His voice slips under the door, low and calm but threaded with iron. “Sera. Open the door.”
I freeze, pressing the back of my hand to my mouth to stifle the sound of my breath. I pray he’ll go away. My heart races, a rabbit trapped in a snare. I don’t move. I dig my teeth into my lower lip, tasting copper. If I stay quiet, maybe he’ll lose patience and leave me alone.
The next words come, deep and dangerous, scraping away any hope. “Open the door, or I’ll break the damn thing down.”
The silence that follows is short, electric. I keep still, clinging to a last shred of stubbornness. If he wants in, he’ll have to force it. I refuse to give him anything—not obedience, not words, not even fear.
A crash shatters the room. The lock gives way, the door slamming back against the wall so hard it rattles the windows.
Miron stands in the threshold, shoulders filling the space, face as hard as ever. He takes in my hunched posture, the wild look in my eyes, and his jaw clenches. He steps inside, calm as always, and closes the broken door behind him with the gentlest click.
The confrontation is immediate. Fury tears through me, raw and hot. I’m on my feet before I know it, spitting words with more venom than I thought I had left.
“You heartless bastard,” I hiss. “You’re a monster.

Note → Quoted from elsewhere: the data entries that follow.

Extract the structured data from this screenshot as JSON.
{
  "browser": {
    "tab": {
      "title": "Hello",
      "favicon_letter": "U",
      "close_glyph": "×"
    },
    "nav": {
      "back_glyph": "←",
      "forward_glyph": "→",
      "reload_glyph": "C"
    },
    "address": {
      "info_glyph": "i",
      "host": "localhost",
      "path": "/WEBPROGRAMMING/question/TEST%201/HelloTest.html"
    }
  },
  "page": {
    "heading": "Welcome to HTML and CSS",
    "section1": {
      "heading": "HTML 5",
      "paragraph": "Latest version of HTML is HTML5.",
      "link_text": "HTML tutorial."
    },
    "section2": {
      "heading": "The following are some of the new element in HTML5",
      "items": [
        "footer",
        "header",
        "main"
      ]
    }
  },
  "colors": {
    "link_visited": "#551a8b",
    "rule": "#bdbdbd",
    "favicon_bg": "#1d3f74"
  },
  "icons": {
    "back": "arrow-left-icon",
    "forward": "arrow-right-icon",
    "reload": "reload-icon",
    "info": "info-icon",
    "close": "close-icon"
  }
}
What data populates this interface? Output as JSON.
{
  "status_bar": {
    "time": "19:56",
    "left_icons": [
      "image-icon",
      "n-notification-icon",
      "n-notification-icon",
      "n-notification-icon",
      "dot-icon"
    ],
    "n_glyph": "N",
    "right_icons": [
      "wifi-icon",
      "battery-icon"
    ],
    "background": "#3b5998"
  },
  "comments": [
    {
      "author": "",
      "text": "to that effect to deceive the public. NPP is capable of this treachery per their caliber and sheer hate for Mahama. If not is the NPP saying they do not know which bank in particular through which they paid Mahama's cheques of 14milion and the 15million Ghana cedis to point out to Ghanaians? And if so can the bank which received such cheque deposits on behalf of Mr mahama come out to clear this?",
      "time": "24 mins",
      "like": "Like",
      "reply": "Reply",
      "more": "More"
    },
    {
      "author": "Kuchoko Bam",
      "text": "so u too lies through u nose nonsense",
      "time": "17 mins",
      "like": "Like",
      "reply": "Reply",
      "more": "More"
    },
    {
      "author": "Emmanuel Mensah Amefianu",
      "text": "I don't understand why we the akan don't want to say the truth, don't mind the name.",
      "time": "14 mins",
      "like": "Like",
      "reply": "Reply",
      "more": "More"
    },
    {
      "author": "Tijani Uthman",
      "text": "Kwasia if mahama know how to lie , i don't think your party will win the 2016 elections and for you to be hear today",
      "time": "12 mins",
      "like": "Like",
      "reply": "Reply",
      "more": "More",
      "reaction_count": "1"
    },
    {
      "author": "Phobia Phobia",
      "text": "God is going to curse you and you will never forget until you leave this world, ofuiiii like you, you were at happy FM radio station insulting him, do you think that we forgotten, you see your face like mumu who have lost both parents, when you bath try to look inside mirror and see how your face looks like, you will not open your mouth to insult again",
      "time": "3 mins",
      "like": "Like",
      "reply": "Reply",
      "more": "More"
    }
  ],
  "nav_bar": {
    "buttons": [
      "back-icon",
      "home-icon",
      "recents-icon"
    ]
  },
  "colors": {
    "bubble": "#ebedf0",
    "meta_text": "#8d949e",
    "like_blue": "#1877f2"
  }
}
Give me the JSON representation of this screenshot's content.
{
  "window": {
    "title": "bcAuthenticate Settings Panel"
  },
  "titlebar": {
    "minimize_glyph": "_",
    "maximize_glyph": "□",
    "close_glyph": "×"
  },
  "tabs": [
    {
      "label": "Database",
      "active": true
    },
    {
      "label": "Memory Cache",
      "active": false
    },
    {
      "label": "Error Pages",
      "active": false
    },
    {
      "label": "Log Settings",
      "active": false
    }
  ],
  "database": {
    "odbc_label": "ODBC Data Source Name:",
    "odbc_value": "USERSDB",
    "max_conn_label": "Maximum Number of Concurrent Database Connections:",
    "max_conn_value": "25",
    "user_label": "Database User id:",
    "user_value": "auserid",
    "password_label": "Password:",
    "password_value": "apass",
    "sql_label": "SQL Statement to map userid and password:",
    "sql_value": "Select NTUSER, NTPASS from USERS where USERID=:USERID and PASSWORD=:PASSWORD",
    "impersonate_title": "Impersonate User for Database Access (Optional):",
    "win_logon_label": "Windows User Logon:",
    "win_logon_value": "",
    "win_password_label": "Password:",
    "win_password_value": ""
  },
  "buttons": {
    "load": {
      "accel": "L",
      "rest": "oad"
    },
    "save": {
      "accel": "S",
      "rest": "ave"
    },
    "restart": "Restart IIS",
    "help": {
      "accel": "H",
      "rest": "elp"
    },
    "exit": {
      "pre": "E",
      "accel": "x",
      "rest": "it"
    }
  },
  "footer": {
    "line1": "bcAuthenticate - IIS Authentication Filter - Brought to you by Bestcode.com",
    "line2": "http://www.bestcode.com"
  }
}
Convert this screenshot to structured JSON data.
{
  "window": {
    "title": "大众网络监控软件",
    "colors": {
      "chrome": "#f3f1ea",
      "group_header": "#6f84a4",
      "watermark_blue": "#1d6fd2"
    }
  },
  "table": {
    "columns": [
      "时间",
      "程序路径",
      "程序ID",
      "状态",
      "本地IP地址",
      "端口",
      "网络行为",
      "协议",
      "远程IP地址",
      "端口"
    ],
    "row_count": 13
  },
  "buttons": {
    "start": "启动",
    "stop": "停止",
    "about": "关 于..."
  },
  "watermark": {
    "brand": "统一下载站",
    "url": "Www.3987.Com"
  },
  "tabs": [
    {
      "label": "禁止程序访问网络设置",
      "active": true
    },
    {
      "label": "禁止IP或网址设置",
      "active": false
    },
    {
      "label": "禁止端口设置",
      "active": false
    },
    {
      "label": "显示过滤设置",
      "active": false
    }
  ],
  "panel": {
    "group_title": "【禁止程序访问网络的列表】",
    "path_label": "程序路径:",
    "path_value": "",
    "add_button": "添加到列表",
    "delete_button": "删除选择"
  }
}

Is this what you want, Miron? To make me as empty as you are? Is that why you killed him? Is that why you kill anyone who looks at you the wrong way?”
He doesn’t flinch. He takes one slow step, then another. Each one shrinks the distance between us, swallowing the room. I back away, but the wall finds me before he does—a cold, unyielding presence against my spine. I brace myself, fists clenched, voice trembling with rage.
“I hate you,” I whisper. “I wish I’d never met you.”
Miron towers over me, so close now I can see every line etched by years of power and violence. For a moment, he’s silent. Then his hand comes up—not to strike, but to rest, flat against the wall beside my head. He leans in, his breath hot against my ear.
“You want to know a secret?” he murmurs, voice pitched so low I feel it in my bones. “You’re the only thing keeping me human.”
The words land like a blow, knocking the air from my lungs. I blink, confusion scrambling my anger. I don’t know what to say. I stare at him, searching for any hint of mockery, any sign that this is just another game. His eyes—shadowed, fierce—are more open than I’ve ever seen them.
I shake my head, tears stinging. “Don’t lie to me.”
He doesn’t blink. “It’s the only truth I have left.”
He holds my gaze for one long, impossible moment, then lets his hand drop. The tension between us crackles—rage and longing, pain and something softer I don’t want to name.
I expect more. A threat, a command, maybe even a plea for understanding. Instead, he steps back, drawing in a breath that sounds suspiciously like surrender.
“If you hate me, hate me,” he says, voice tired. “Don’t pretend you don’t see what I am. I won’t apologize for surviving.”
He turns and walks out, leaving the shattered door hanging open. The hallway beyond swallows him in shadows.
I stand where he left me, body shaking, throat raw. I press my hands to my chest, trying to slow the frantic beat of my heart. His words circle in my mind—“the only thing keeping me human”—filling me with confusion and dread.